Tokyo Electric Power Co. (9501) surged in Tokyo trading after a report said the company will accept 1 trillion yen ($13 billion) as part of an effective government takeover to save it from collapse after the Fukushima disaster.
Tepco rose as much as 12 percent, the most since Jan. 10, to 227 yen and was at 219 yen at 10:12 a.m. It’s the biggest gain among members of the Nikkei 225 Stock Average. Tepco is down about 90 percent since the day before an earthquake and tsunami caused reactor meltdowns at its Fukushima Dai-Ichi plant last March, wiping almost $40 billion off its market value.
“Tepco’s management has probably realized the company can’t carry on unless it accepts the government’s capital,” Takashi Aoki, who helps manage 120 billion yen at Tokyo-based Mizuho Asset Management Co., said by phone today. The utility’s management may have come to that realization after criticism from the government over its plans to raise electricity rates for households to ensure its survival, Aoki said.
The utility is in talks with the government-backed Nuclear Damage Liability Facilitation Fund on the size of the stake it will take, the Yomiuri newspaper reported today, citing unidentified people familiar with the matter. Tepco wants to keep the fund’s voting rights below 50 percent by using preferred shares while the government aims to obtain more than two-thirds, the Yomiuri said.

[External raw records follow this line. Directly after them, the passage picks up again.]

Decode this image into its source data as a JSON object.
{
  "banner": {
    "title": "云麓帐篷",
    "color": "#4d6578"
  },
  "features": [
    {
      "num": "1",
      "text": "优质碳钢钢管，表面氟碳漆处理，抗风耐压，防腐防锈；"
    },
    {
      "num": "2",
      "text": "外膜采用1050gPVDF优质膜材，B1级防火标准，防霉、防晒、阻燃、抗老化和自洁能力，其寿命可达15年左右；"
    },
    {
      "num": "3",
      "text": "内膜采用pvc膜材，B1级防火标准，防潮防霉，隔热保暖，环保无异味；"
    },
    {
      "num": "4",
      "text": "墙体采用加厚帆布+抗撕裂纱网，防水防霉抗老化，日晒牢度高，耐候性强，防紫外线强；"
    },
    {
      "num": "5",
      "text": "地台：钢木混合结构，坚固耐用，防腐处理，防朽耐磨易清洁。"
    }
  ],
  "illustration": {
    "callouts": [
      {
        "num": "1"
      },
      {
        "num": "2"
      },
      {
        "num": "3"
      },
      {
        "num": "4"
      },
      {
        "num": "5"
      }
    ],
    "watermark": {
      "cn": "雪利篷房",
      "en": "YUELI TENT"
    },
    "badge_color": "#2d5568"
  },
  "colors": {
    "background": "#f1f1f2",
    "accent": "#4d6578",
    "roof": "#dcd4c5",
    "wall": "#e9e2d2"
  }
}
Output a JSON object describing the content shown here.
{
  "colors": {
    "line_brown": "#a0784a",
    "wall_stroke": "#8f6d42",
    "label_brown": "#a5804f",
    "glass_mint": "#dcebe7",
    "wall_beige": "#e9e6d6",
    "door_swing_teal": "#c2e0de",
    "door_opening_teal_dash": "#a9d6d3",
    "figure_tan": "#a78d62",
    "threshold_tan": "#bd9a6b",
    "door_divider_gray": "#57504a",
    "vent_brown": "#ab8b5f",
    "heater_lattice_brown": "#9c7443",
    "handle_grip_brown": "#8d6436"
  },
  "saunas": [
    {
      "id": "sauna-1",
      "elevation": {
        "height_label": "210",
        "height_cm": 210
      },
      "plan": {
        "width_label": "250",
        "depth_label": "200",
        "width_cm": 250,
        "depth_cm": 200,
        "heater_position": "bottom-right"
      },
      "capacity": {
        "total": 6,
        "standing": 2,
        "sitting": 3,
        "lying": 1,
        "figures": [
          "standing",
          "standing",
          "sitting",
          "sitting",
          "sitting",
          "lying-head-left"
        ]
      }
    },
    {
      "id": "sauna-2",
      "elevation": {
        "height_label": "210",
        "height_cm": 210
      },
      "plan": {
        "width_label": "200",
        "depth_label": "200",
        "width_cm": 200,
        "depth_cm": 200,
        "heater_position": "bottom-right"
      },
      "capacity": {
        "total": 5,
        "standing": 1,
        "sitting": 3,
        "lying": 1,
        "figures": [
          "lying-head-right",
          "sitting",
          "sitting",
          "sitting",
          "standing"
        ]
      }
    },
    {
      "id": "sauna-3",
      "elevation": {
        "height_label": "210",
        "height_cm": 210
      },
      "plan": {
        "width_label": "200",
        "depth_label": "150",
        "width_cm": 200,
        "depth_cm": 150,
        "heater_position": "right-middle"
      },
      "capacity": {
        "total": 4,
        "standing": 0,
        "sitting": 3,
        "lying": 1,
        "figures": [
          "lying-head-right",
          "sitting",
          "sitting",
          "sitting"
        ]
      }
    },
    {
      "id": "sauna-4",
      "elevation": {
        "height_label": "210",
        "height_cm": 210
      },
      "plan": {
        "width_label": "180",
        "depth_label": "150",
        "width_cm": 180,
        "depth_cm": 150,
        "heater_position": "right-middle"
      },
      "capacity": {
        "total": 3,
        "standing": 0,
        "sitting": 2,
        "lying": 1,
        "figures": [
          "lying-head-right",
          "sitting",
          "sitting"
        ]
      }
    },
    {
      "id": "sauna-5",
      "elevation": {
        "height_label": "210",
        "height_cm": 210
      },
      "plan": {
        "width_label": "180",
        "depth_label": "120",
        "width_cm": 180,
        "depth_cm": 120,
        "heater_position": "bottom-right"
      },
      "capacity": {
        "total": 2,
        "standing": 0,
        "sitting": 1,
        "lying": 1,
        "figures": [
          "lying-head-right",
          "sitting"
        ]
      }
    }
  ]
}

The utility is relying on handouts from the government, which estimates Tepco faces 4.5 trillion yen in compensation claims by March next year. The radiation release from the meltdowns, the worst since Chernobyl, forced 160,000 people to flee their homes and damaged farming, forestry and fisheries businesses.
The compensation fund plans to inject 1 trillion yen in capital into Tepco during the year ending March 2013, the Nikkei newspaper reported today, without saying how it got the information. Banks will offer another 1 trillion yen in loans in June, the report said.
Tepco may return to profit in the year ending March 2014 and resume bond sales at a later date, the Nikkei reported. The estimates outlined in the plan assume the utility will raise electricity rates for households by 10 percent in October and restart reactors at its Kashiwazaki Kariwa nuclear plant after March next year, the Nikkei said.
Tepco is in talks with three Japanese banks and the government-backed fund to raise loans, two people with knowledge of the negotiations said earlier this month. The banks will lend 1 trillion yen to Tepco and 1 trillion yen to the fund, which would use the money to buy the utility’s shares, the people said.
The government is assuming the effective nationalization of the utility may last for as long as 10 years, the Asahi newspaper reported today, without citing anyone.